Noto per l’immensa ricchezza, ha il terzo Pil pro capite più alto del mondo, che investe anche nella sua incessante politica estera, tanto da essere diventato, per citare un esempio recente, il paese di collegamento tra i Talebani e l’Occidente. Conosciuto per essere proprietario attraverso il suo fondo sovrano del club di calcio più ricco, il PSG delle stelle, nonché organizzatore dei Mondiali del 2022, il Qatar oggi occuperà un po’ di spazio nei media per qualcosa di meno roboante: le sue elezioni «legislative». Sono le prime dall’indipendenza nel 1971 e prevedono la nomina di 30 membri del Consiglio della Shura, gli altri 15 membri saranno nominati dall’emiro Sheikh Tamim bin Hamed al Thani.

Che non si parli di «processo democratico» in atto nel Qatar. Gli analisti spiegano questo voto come simbolico e finalizzato a migliorare agli occhi dell’alleata Amministrazione Biden l’immagine di questo piccolo regno incuneato nel Golfo – confina solo con la cugina e avversaria Arabia saudita -, governato con poteri di fatto assoluti dall’emiro Tamim e accusato di violazione di diritti umani e di non tutelare i lavoratori stranieri presenti nel suo territorio, a cominciare da quelli impegnati nei cantieri degli stadi del Mondiale. Si pensi soltanto che si parlò di elezioni in Qatar nel lontano 2004 ma sono state rinviate sino ad oggi. In passato i circa 300.000 cittadini del Qatar – a fronte di 2,6 milioni di residenti stranieri – hanno potuto votare solo alle elezioni amministrative e ai referendum sugli emendamenti costituzionali. Non partecipano al voto di oggi partiti politici organizzati (inesistenti) e il Consiglio della Shura eserciterà poteri e controlli molto limitati sulle politiche statali generali e il bilancio. L’emiro invece rimarrà responsabile della difesa, della sicurezza, nonché della politica economica e degli investimenti, quello che davvero conta in questo paese di ricchi sfondati. Detto ciò, il voto ha comunque innescato un fermento inedito nel regno. I 284 candidati hanno gareggiato in promesse e proposte durante la campagna elettorale e tra di essi le più combattive sono state le 26 donne. Una di loro, Leena al Dafa, si è distinta per l’accento posto sul miglioramento della condizione delle qatariote, nell’istruzione e dal punto di vista legislativo.

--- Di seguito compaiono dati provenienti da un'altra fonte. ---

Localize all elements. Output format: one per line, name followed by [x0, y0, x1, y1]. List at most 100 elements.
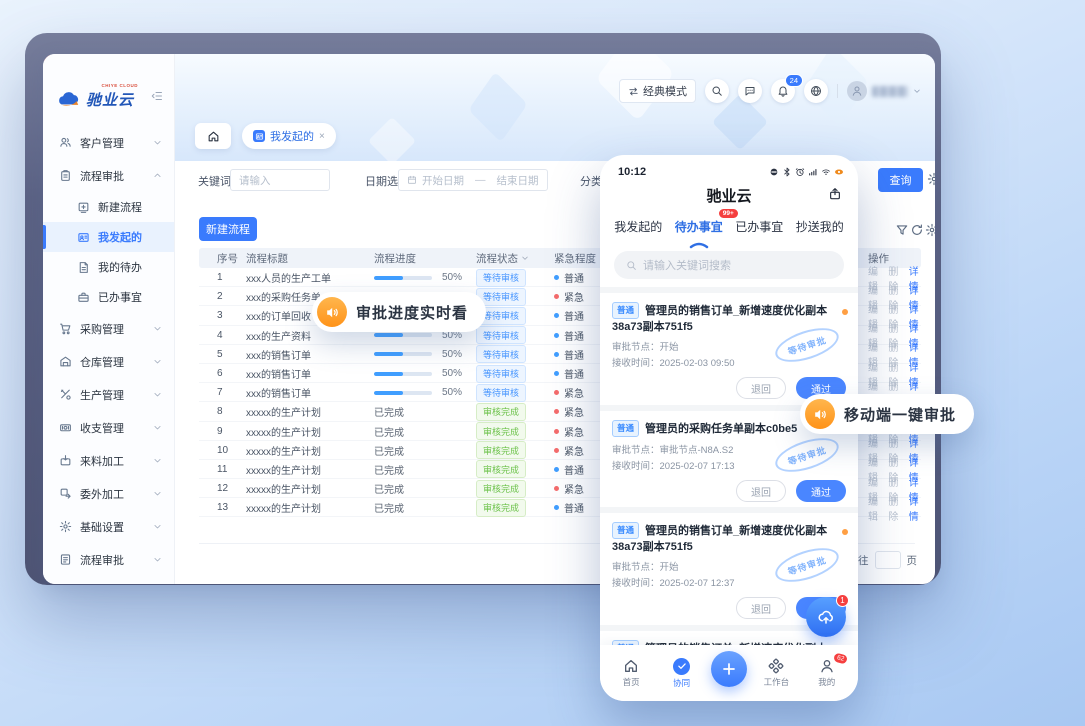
home-icon — [207, 130, 220, 143]
detail-link[interactable]: 详情 — [909, 493, 921, 523]
sidebar-item-1[interactable]: 流程审批 — [43, 159, 174, 192]
cell-progress: 已完成 — [374, 479, 404, 498]
new-process-button[interactable]: 新建流程 — [199, 217, 257, 241]
filter-funnel-icon[interactable] — [895, 223, 909, 237]
chevron-down-icon — [153, 138, 162, 147]
sidebar-item-8[interactable]: 基础设置 — [43, 510, 174, 543]
cell-title: xxxxx的生产计划 — [246, 460, 321, 479]
cell-no: 6 — [217, 364, 223, 383]
dnd-icon — [769, 167, 779, 177]
sidebar-item-2[interactable]: 采购管理 — [43, 312, 174, 345]
search-button[interactable] — [705, 79, 729, 103]
brand-name: 驰业云 CHIYE CLOUD — [86, 89, 134, 110]
status-badge: 审核完成 — [476, 480, 526, 498]
cell-status: 等待审核 — [476, 268, 526, 287]
phone-tab-0[interactable]: 我发起的 — [614, 215, 662, 243]
edit-link[interactable]: 编辑 — [868, 493, 880, 523]
keyword-label: 关键词 — [198, 173, 231, 189]
sidebar-subitem-1-3[interactable]: 已办事宜 — [43, 282, 174, 312]
sidebar-item-0[interactable]: 客户管理 — [43, 126, 174, 159]
reject-button[interactable]: 退回 — [736, 597, 786, 619]
phone-nav-4[interactable]: 我的62 — [806, 658, 848, 688]
notifications-button[interactable]: 24 — [771, 79, 795, 103]
sidebar-item-3[interactable]: 仓库管理 — [43, 345, 174, 378]
table-settings-gear-icon[interactable] — [925, 223, 935, 237]
phone-add-button[interactable] — [711, 651, 747, 687]
cell-title: xxxxx的生产计划 — [246, 479, 321, 498]
cell-title: xxxxx的生产计划 — [246, 498, 321, 517]
column-header-3[interactable]: 流程状态 — [476, 248, 529, 268]
sidebar-subitem-1-2[interactable]: 我的待办 — [43, 252, 174, 282]
query-button[interactable]: 查询 — [878, 168, 923, 192]
sidebar-subitem-1-0[interactable]: 新建流程 — [43, 192, 174, 222]
clipboard-icon — [59, 169, 72, 182]
sidebar-item-label: 委外加工 — [80, 486, 153, 502]
keyword-input[interactable]: 请输入 — [230, 169, 330, 191]
globe-icon — [810, 85, 822, 97]
sidebar-item-label: 来料加工 — [80, 453, 153, 469]
active-tab-underline — [689, 242, 709, 250]
sidebar-item-9[interactable]: 流程审批 — [43, 543, 174, 576]
phone-nav-0[interactable]: 首页 — [610, 658, 652, 688]
cell-status: 审核完成 — [476, 460, 526, 479]
sidebar-collapse-icon[interactable] — [150, 90, 164, 102]
approval-card-0[interactable]: 普通管理员的销售订单_新增速度优化副本38a73副本751f5等待审批审批节点：… — [600, 293, 858, 405]
sidebar-item-5[interactable]: 收支管理 — [43, 411, 174, 444]
tab-row: 我发起的 × — [195, 123, 336, 149]
messages-button[interactable] — [738, 79, 762, 103]
cell-title: xxx的销售订单 — [246, 383, 311, 402]
home-tab-button[interactable] — [195, 123, 231, 149]
brand-tagline: CHIYE CLOUD — [102, 83, 139, 88]
date-range-input[interactable]: 开始日期 — 结束日期 — [398, 169, 548, 191]
page-number-input[interactable] — [875, 551, 901, 569]
cell-urgency: 普通 — [554, 364, 584, 383]
reject-button[interactable]: 退回 — [736, 480, 786, 502]
tab-my-initiated[interactable]: 我发起的 × — [242, 123, 336, 149]
close-tab-icon[interactable]: × — [319, 131, 325, 142]
phone-tab-3[interactable]: 抄送我的 — [796, 215, 844, 243]
cell-no: 1 — [217, 268, 223, 287]
phone-nav-1[interactable]: 协同 — [661, 658, 703, 689]
language-button[interactable] — [804, 79, 828, 103]
cloud-sync-fab[interactable]: 1 — [806, 597, 846, 637]
cell-no: 8 — [217, 402, 223, 421]
outsource-icon — [59, 487, 72, 500]
phone-app-title: 驰业云 — [600, 185, 858, 209]
refresh-icon[interactable] — [910, 223, 924, 237]
sidebar-item-7[interactable]: 委外加工 — [43, 477, 174, 510]
phone-tab-2[interactable]: 已办事宜 — [735, 215, 783, 243]
nav-label: 协同 — [673, 677, 690, 689]
cell-actions: 编辑删除详情 — [868, 498, 921, 517]
category-label: 分类 — [580, 173, 602, 189]
user-menu[interactable] — [847, 81, 921, 101]
chevron-down-icon — [913, 87, 921, 95]
sidebar-subitem-1-1[interactable]: 我发起的 — [43, 222, 174, 252]
share-icon[interactable] — [828, 187, 842, 201]
cell-title: xxx的采购任务单 — [246, 287, 321, 306]
progress-bar — [374, 352, 432, 356]
nav-label: 首页 — [623, 676, 640, 688]
sidebar-item-label: 流程审批 — [80, 168, 153, 184]
settings-icon — [59, 520, 72, 533]
sidebar-item-6[interactable]: 来料加工 — [43, 444, 174, 477]
unread-dot-icon — [842, 529, 848, 535]
priority-badge: 普通 — [612, 420, 639, 437]
phone-nav-3[interactable]: 工作台 — [755, 658, 797, 688]
approve-button[interactable]: 通过 — [796, 480, 846, 502]
bluetooth-icon — [782, 167, 792, 177]
phone-search-input[interactable]: 请输入关键词搜索 — [614, 251, 844, 279]
finance-icon — [59, 421, 72, 434]
filter-settings-gear-icon[interactable] — [927, 172, 935, 186]
chevron-down-icon — [521, 254, 529, 262]
reject-button[interactable]: 退回 — [736, 377, 786, 399]
chevron-down-icon — [153, 390, 162, 399]
phone-tab-1[interactable]: 待办事宜99+ — [675, 215, 723, 243]
cell-progress: 已完成 — [374, 422, 404, 441]
production-icon — [59, 388, 72, 401]
cell-status: 审核完成 — [476, 422, 526, 441]
sidebar-item-4[interactable]: 生产管理 — [43, 378, 174, 411]
chevron-down-icon — [153, 522, 162, 531]
cell-urgency: 普通 — [554, 460, 584, 479]
delete-link[interactable]: 删除 — [888, 493, 900, 523]
classic-mode-button[interactable]: 经典模式 — [619, 79, 696, 103]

Il vero pepe della consultazione è legato ai cavilli della legge elettorale e sulla differenza tra i discendenti delle famiglie che nel 1930 già vivevano in quello che sarebbe diventato il Qatar indipendente e tutti gli altri. I primi possono votare, gli altri non si è capito bene. Alcuni hanno ricevuto sul cellulare il messaggio di conferma della loro registrazione, altri no, come i membri della tribù Al Murrah che ad agosto hanno scoperto di non poter votare e hanno organizzato una protesta a Doha e lanciato una campagna sui social media. Cose che si vedono raramente in Qatar. La controversia pare essere un regolamento di conti tra la famiglia reale e i Murrah coinvolti nel fallito colpo di stato del 1996. Più di recente, alcuni membri della tribù si sarebbero schierati con l’Arabia Saudita durante il boicottaggio del Qatar, durato più di tre anni, che è stato risolto solo lo scorso gennaio.

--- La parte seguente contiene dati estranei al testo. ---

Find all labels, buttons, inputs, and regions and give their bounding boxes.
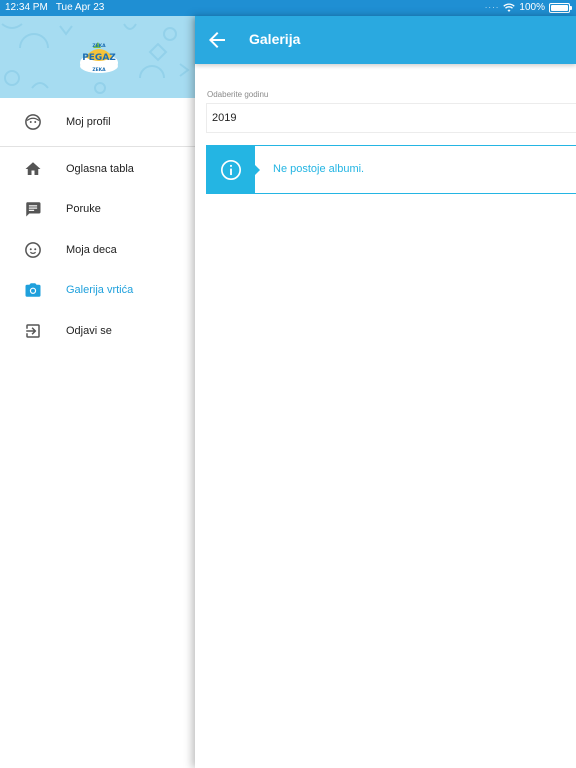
status-time: 12:34 PM [5, 2, 48, 13]
camera-icon [25, 283, 41, 297]
drawer-menu: Moj profil Oglasna tabla Poruke Moja dec… [0, 98, 195, 351]
menu-label-poruke: Poruke [66, 203, 101, 216]
info-message: Ne postoje albumi. [273, 163, 365, 175]
battery-fill [551, 4, 568, 11]
menu-item-galerija-vrtica[interactable]: Galerija vrtića [0, 270, 195, 311]
menu-item-moja-deca[interactable]: Moja deca [0, 230, 195, 271]
home-icon [25, 162, 41, 175]
status-date: Tue Apr 23 [55, 2, 105, 13]
drawer-header: ZEKA PEGAZ ZEKA [0, 16, 195, 98]
menu-divider [0, 145, 195, 147]
menu-label-oglasna-tabla: Oglasna tabla [66, 162, 134, 175]
svg-text:ZEKA: ZEKA [92, 43, 106, 49]
menu-label-moja-deca: Moja deca [66, 243, 117, 256]
menu-label-moj-profil: Moj profil [66, 116, 111, 129]
menu-label-galerija-vrtica: Galerija vrtića [66, 284, 134, 297]
year-select-value: 2019 [212, 112, 237, 124]
year-select[interactable]: 2019 [206, 103, 576, 133]
battery-icon [549, 2, 572, 13]
navigation-drawer: ZEKA PEGAZ ZEKA Moj profil Oglasna tabla… [0, 16, 195, 768]
signal-dots-icon: ···· [484, 3, 500, 12]
screen: 12:34 PM Tue Apr 23 ···· 100% ZEKA PEGAZ… [0, 0, 576, 768]
status-bar: 12:34 PM Tue Apr 23 ···· 100% [0, 0, 576, 16]
arrow-back-icon[interactable] [205, 28, 229, 52]
menu-item-moj-profil[interactable]: Moj profil [0, 102, 195, 143]
wifi-icon [503, 2, 516, 12]
app-bar: Galerija [195, 16, 576, 64]
info-icon-box [207, 146, 260, 193]
svg-text:ZEKA: ZEKA [92, 67, 106, 73]
logout-icon [26, 324, 40, 338]
face-icon [25, 114, 41, 131]
year-select-label: Odaberite godinu [207, 90, 269, 99]
battery-percent: 100% [519, 2, 545, 13]
menu-item-odjavi-se[interactable]: Odjavi se [0, 311, 195, 352]
chat-icon [26, 202, 41, 217]
gallery-page: Galerija Odaberite godinu 2019 Ne postoj… [195, 16, 576, 768]
info-icon [221, 160, 241, 180]
menu-label-odjavi-se: Odjavi se [66, 324, 112, 337]
empty-albums-notice: Ne postoje albumi. [206, 145, 576, 194]
page-title: Galerija [249, 31, 301, 47]
kindergarten-logo: ZEKA PEGAZ ZEKA [80, 42, 118, 73]
child-icon [25, 241, 41, 258]
menu-item-poruke[interactable]: Poruke [0, 189, 195, 230]
menu-item-oglasna-tabla[interactable]: Oglasna tabla [0, 149, 195, 190]
svg-text:PEGAZ: PEGAZ [82, 53, 116, 63]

Resta da vedere se questo trattamento selettivo porterà a maggiori divisioni tribali e causerà disordini. La legge elettorale, con le sue discriminazioni, nella migliore delle ipotesi sarà modificata solo una volta eletto il nuovo Consiglio della Shura. Si dice però che l’emiro, per spegnere la tensione, alla fine potrebbe sotterrare l’ascia di guerra e selezionare alcuni rappresentanti dei Murrah tra i 15 membri di sua nomina. Un atteggiamento dettato, spiegano alcuni, anche dalla necessità di impedire che il Quartetto arabo – Bahrain, Arabia Saudita, Egitto ed Emirati – possa sfruttare la disputa per alimentare a proprio vantaggio il malcontento tra i cittadini qatarioti esclusi dalle urne. Sui social, in particolare Twitter, si sono moltiplicate in questi ultimi giorni le critiche al Qatar di cittadini di altri paesi del Golfo decisi a screditare l’intero processo elettorale. Ma l’Emiro Tamim è convinto che farà sua anche questa partita.